For Dental Emergencies Vancouver Call 604-872-2941
Dental injuries require immediate attention and appropriate response. One of every four people in Canada suffers an oral injury during their lifetime. Knowing how to handle these emergencies can mean the difference between saving or losing a tooth.
Many dental emergencies can be handled with a phone call, as they only require a prescription which can be done over the phone. Other emergencies need a dentist to physically help you. Let Dr. Campbell be the judge of which route fits your emergency.
Discomfort after a dental appointment
Tooth or appliance broken
Some common problems and things you can do:
If you were unconscious at any stage, go to the Dr./hospital for a full assessment
If there are cuts to the face that need stitching, go to the Dr./hospital
If the tooth is knocked out and you can not find the missing tooth/pieces it may have been inhaled so go to the Dr./hospital
If the tooth is knocked out, find the tooth and pick the tooth up by the crown (chewing surface) NEVER the root as this may damage the chances of it reattaching itself to the bone
GENTLY rinse the tooth off in body temperature water to remove dirt, being careful not to touch the root. DO NOT: scrub the tooth, dry the tooth off or wrap in a tissue or cloth!
Try to place the tooth back in the socket by carefully and firmly pushing the tooth into the socket with your fingers. Bite down and hold it there with a clean wash cloth. If the tooth can be reimplanted within 30 minutes the chance of retaining the tooth is high.
The tooth can be stored in: water for up to 15 minutes, saliva for 30 minutes, milk for 1 hour
Keep the tooth moist at ALL times. If you can not get the tooth back in the socket place it in clean milk, sterile contact lens saline, or saliva. If you don’t have milk put the tooth: next to the cheek or under your lip (be careful not to swallow it); emergency tooth preservation kit or if nothing else is available, water with a pinch of salt.

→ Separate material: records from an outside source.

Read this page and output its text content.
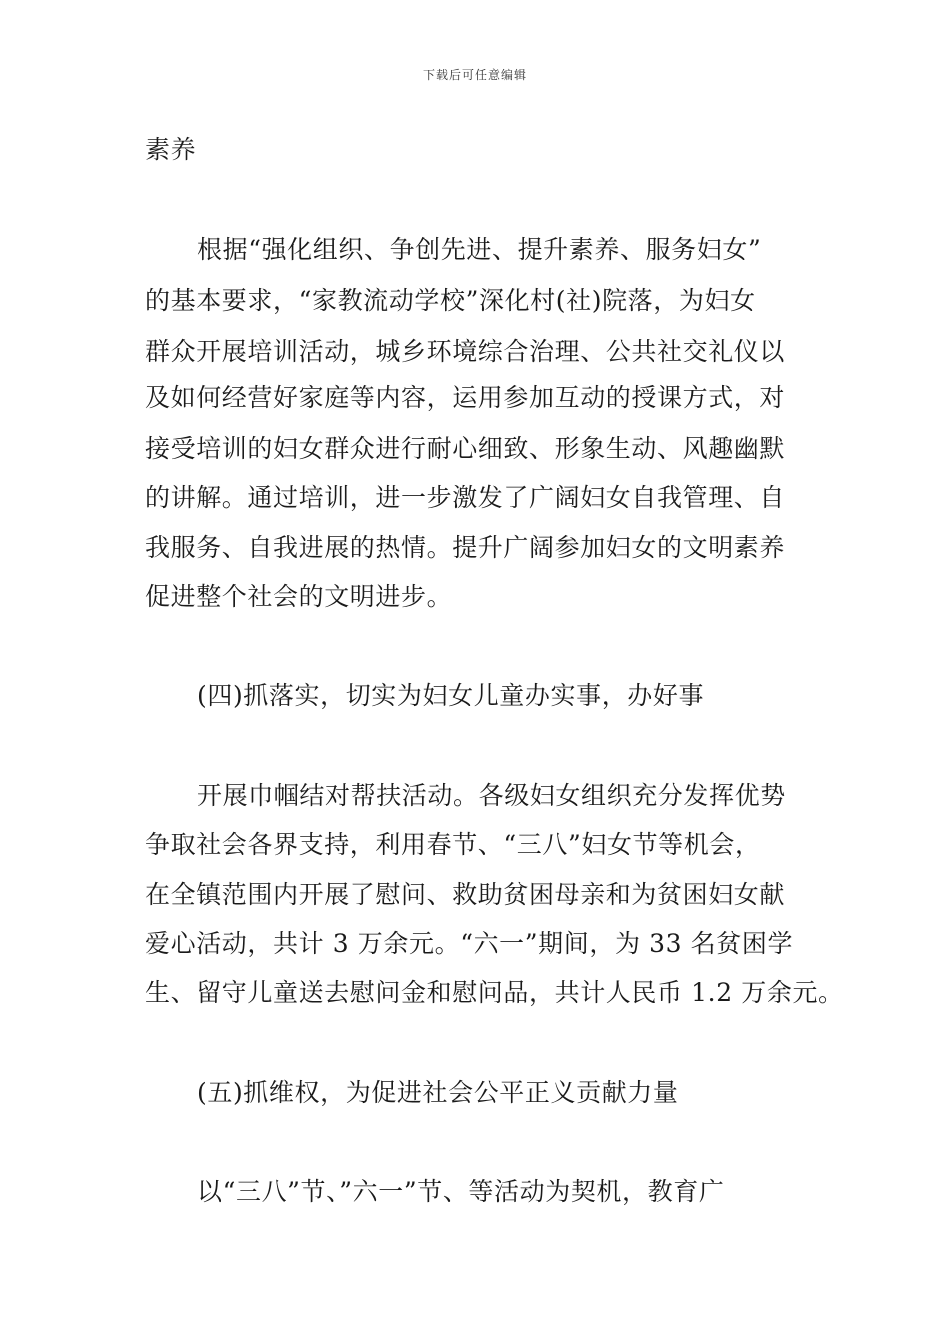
下载后可任意编辑
素养
根据“强化组织、争创先进、提升素养、服务妇女”
的基本要求，“家教流动学校”深化村(社)院落，为妇女
群众开展培训活动，城乡环境综合治理、公共社交礼仪以
及如何经营好家庭等内容，运用参加互动的授课方式，对
接受培训的妇女群众进行耐心细致、形象生动、风趣幽默
的讲解。通过培训，进一步激发了广阔妇女自我管理、自
我服务、自我进展的热情。提升广阔参加妇女的文明素养
促进整个社会的文明进步。
(四)抓落实，切实为妇女儿童办实事，办好事
开展巾帼结对帮扶活动。各级妇女组织充分发挥优势
争取社会各界支持，利用春节、“三八”妇女节等机会，
在全镇范围内开展了慰问、救助贫困母亲和为贫困妇女献
爱心活动，共计 3 万余元。“六一”期间，为 33 名贫困学
生、留守儿童送去慰问金和慰问品，共计人民币 1.2 万余元。
(五)抓维权，为促进社会公平正义贡献力量
以“三八”节、”六一”节、等活动为契机，教育广
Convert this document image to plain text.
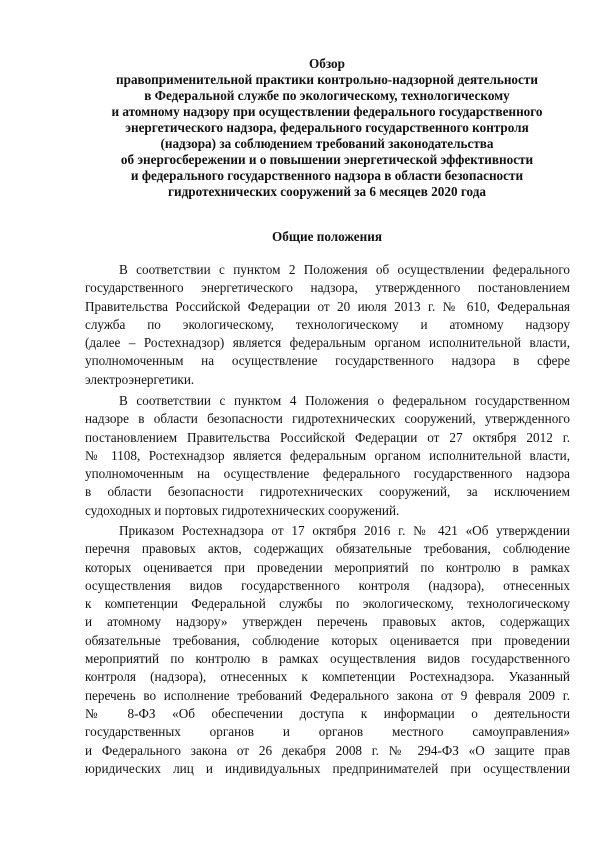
Обзор
правоприменительной практики контрольно-надзорной деятельности
в Федеральной службе по экологическому, технологическому
и атомному надзору при осуществлении федерального государственного
энергетического надзора, федерального государственного контроля
(надзора) за соблюдением требований законодательства
об энергосбережении и о повышении энергетической эффективности
и федерального государственного надзора в области безопасности
гидротехнических сооружений за 6 месяцев 2020 года
Общие положения
В соответствии с пунктом 2 Положения об осуществлении федерального
государственного энергетического надзора, утвержденного постановлением
Правительства Российской Федерации от 20 июля 2013 г. № 610, Федеральная
служба по экологическому, технологическому и атомному надзору
(далее – Ростехнадзор) является федеральным органом исполнительной власти,
уполномоченным на осуществление государственного надзора в сфере
электроэнергетики.
В соответствии с пунктом 4 Положения о федеральном государственном
надзоре в области безопасности гидротехнических сооружений, утвержденного
постановлением Правительства Российской Федерации от 27 октября 2012 г.
№ 1108, Ростехнадзор является федеральным органом исполнительной власти,
уполномоченным на осуществление федерального государственного надзора
в области безопасности гидротехнических сооружений, за исключением
судоходных и портовых гидротехнических сооружений.
Приказом Ростехнадзора от 17 октября 2016 г. № 421 «Об утверждении
перечня правовых актов, содержащих обязательные требования, соблюдение
которых оценивается при проведении мероприятий по контролю в рамках
осуществления видов государственного контроля (надзора), отнесенных
к компетенции Федеральной службы по экологическому, технологическому
и атомному надзору» утвержден перечень правовых актов, содержащих
обязательные требования, соблюдение которых оценивается при проведении
мероприятий по контролю в рамках осуществления видов государственного
контроля (надзора), отнесенных к компетенции Ростехнадзора. Указанный
перечень во исполнение требований Федерального закона от 9 февраля 2009 г.
№ 8-ФЗ «Об обеспечении доступа к информации о деятельности
государственных органов и органов местного самоуправления»
и Федерального закона от 26 декабря 2008 г. № 294-ФЗ «О защите прав
юридических лиц и индивидуальных предпринимателей при осуществлении
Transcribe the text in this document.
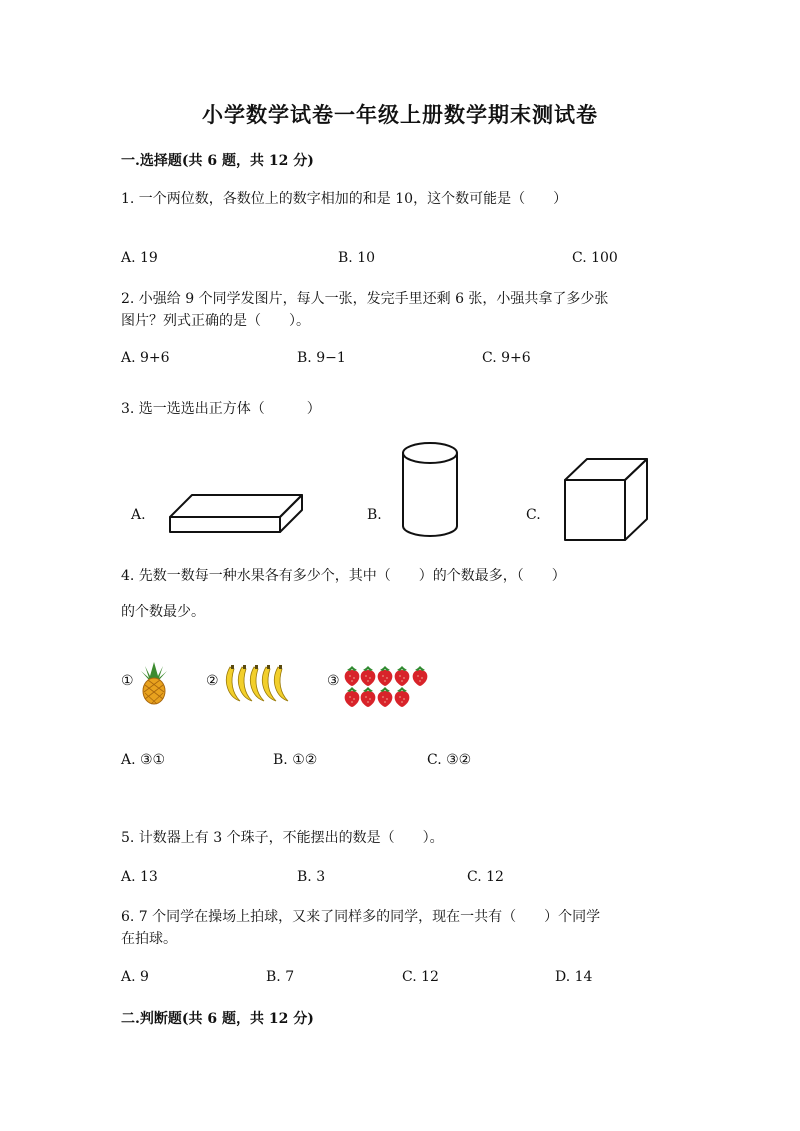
小学数学试卷一年级上册数学期末测试卷
一.选择题(共 6 题，共 12 分)
1. 一个两位数，各数位上的数字相加的和是 10，这个数可能是（　　）
A. 19	B. 10	C. 100
2. 小强给 9 个同学发图片，每人一张，发完手里还剩 6 张，小强共拿了多少张
图片？列式正确的是（　　）。
A. 9+6	B. 9−1	C. 9+6
3. 选一选选出正方体（　　　）
A.	B.	C.
4. 先数一数每一种水果各有多少个，其中（　　）的个数最多，（　　）
的个数最少。
①	②	③
A. ③①	B. ①②	C. ③②
5. 计数器上有 3 个珠子，不能摆出的数是（　　）。
A. 13	B. 3	C. 12
6. 7 个同学在操场上拍球，又来了同样多的同学，现在一共有（　　）个同学
在拍球。
A. 9	B. 7	C. 12	D. 14
二.判断题(共 6 题，共 12 分)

Try to get to the dentist within one hour and bring the tooth with you so it can be splinted in place
It can be repositioned to its normal alignment with very light finger pressure
Do not force the tooth into the socket
Hold the tooth in place with a moist tissue/gauze
It is vital to see the dentist as soon as possible
Try to snap it back in
Purchase a small tube of denture adhesive paste put a small amount in the crown and place it back on your tooth
Do NOT use ordinary household glue
Call the dentist as soon as possible to re-cement it properly
If the tooth is broken/chipped/fractured and there is no other damage requiring hospital care go to the dentist within 2-3 hours. Quick action can save the tooth, prevent infection and reduce the need for extensive dental treatment. The dentist can smooth minor chips. The tooth may also need to be restored with a composite filling.

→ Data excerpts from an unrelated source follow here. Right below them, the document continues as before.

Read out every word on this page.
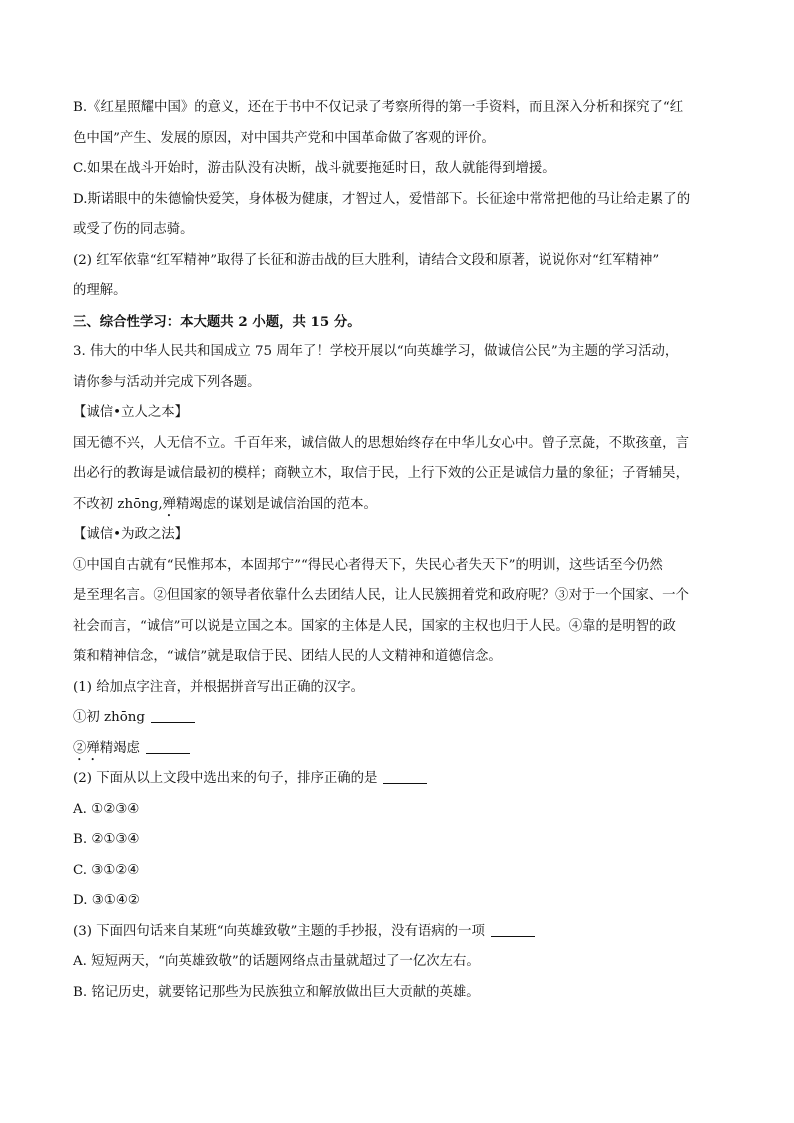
B.《红星照耀中国》的意义，还在于书中不仅记录了考察所得的第一手资料，而且深入分析和探究了“红

色中国”产生、发展的原因，对中国共产党和中国革命做了客观的评价。

C.如果在战斗开始时，游击队没有决断，战斗就要拖延时日，敌人就能得到增援。

D.斯诺眼中的朱德愉快爱笑，身体极为健康，才智过人，爱惜部下。长征途中常常把他的马让给走累了的

或受了伤的同志骑。

(2) 红军依靠“红军精神”取得了长征和游击战的巨大胜利，请结合文段和原著，说说你对“红军精神”

的理解。

三、综合性学习：本大题共 2 小题，共 15 分。

3. 伟大的中华人民共和国成立 75 周年了！学校开展以“向英雄学习，做诚信公民”为主题的学习活动，

请你参与活动并完成下列各题。

【诚信•立人之本】

国无德不兴，人无信不立。千百年来，诚信做人的思想始终存在中华儿女心中。曾子烹彘，不欺孩童，言

出必行的教诲是诚信最初的模样；商鞅立木，取信于民，上行下效的公正是诚信力量的象征；子胥辅吴，

不改初 zhōng,殚精竭虑的谋划是诚信治国的范本。

【诚信•为政之法】

①中国自古就有“民惟邦本，本固邦宁”“得民心者得天下，失民心者失天下”的明训，这些话至今仍然

是至理名言。②但国家的领导者依靠什么去团结人民，让人民簇拥着党和政府呢？③对于一个国家、一个

社会而言，“诚信”可以说是立国之本。国家的主体是人民，国家的主权也归于人民。④靠的是明智的政

策和精神信念，“诚信”就是取信于民、团结人民的人文精神和道德信念。

(1) 给加点字注音，并根据拼音写出正确的汉字。

①初 zhōng

②殚精竭虑

(2) 下面从以上文段中选出来的句子，排序正确的是

A. ①②③④

B. ②①③④

C. ③①②④

D. ③①④②

(3) 下面四句话来自某班“向英雄致敬”主题的手抄报，没有语病的一项

A. 短短两天，“向英雄致敬”的话题网络点击量就超过了一亿次左右。

B. 铭记历史，就要铭记那些为民族独立和解放做出巨大贡献的英雄。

Stop any bleeding by applying direct gentle pressure to the gums.
If an upper tooth, apply pressure to the gums above the tooth.
If a lower tooth, apply pressure to the gums below the tooth. Do NOT press directly on the broken tooth.
Rinse the mouth with warm water and apply cold compresses to reduce swelling.
Find the broken tooth fragments and bring the pieces with you, they may be able to be “cemented” back together
To avoid further aggravation from the damaged tooth, place a piece of soft wax into the area that was chipped. You can also try Dentemp or Tempanol for temporary filling material.
Eat only soft foods.
Avoid this side of your mouth when eating.
Avoid food and drink that are hot or cold, eat only lukewarm.
Do not take aspirin or aspirin-substitutes that can slow clotting. Try 400-800 mg of ibuprofen (Advil or Motrin) or 200-400 mg of naproxen sodium (Aleve)…if you are not allergic or have any medications that could interact with these medications. Follow instructions on the bottle and your doctor’s instructions.
The more the tooth is bothering you before you go to the dentist the more difficult it is for the dentist to treat you comfortably.
If the pulp is damaged it can mean a root canal.
This tooth may need a full permanent crown to protect if from further breakage and tooth loss.
Save all the parts of your broken denture, bridge or partial
Call your dentist
If it is possible it may be repaired or it may need to be replaced as soon as possible
Temporary bridges, plates and dentures can keep you comfortable until the permanent one is repaired or replaced
Slight bleeding after an extraction is normal. Clots usually form
Within one hour if you follow doctor’s post-op instructions.
Place a thick gauze pad over the extraction site and apply pressure by biting on the gauze
Avoid rinsing, drinking or eating for at least one hour following the extraction
After 24 hours rinse the area with warm salt water(1/2 tsp. salt in 8 oz of water) after eating to keep the site clean
Avoid sucking, spitting, and smoking
Contact your dentist you could have a “dry socket” or infection which will need specific attention.
If a tooth has been extracted on the lower back area, it is possible that you may not regain full sensory feelings immediately After 24 hour contact your dentist to advise on symptoms
If you are still unhealed one week after an extraction you need to go to the dentist for an X-ray to see if a root tip or fragment is still embedded. Do NOT wait to see your dentist.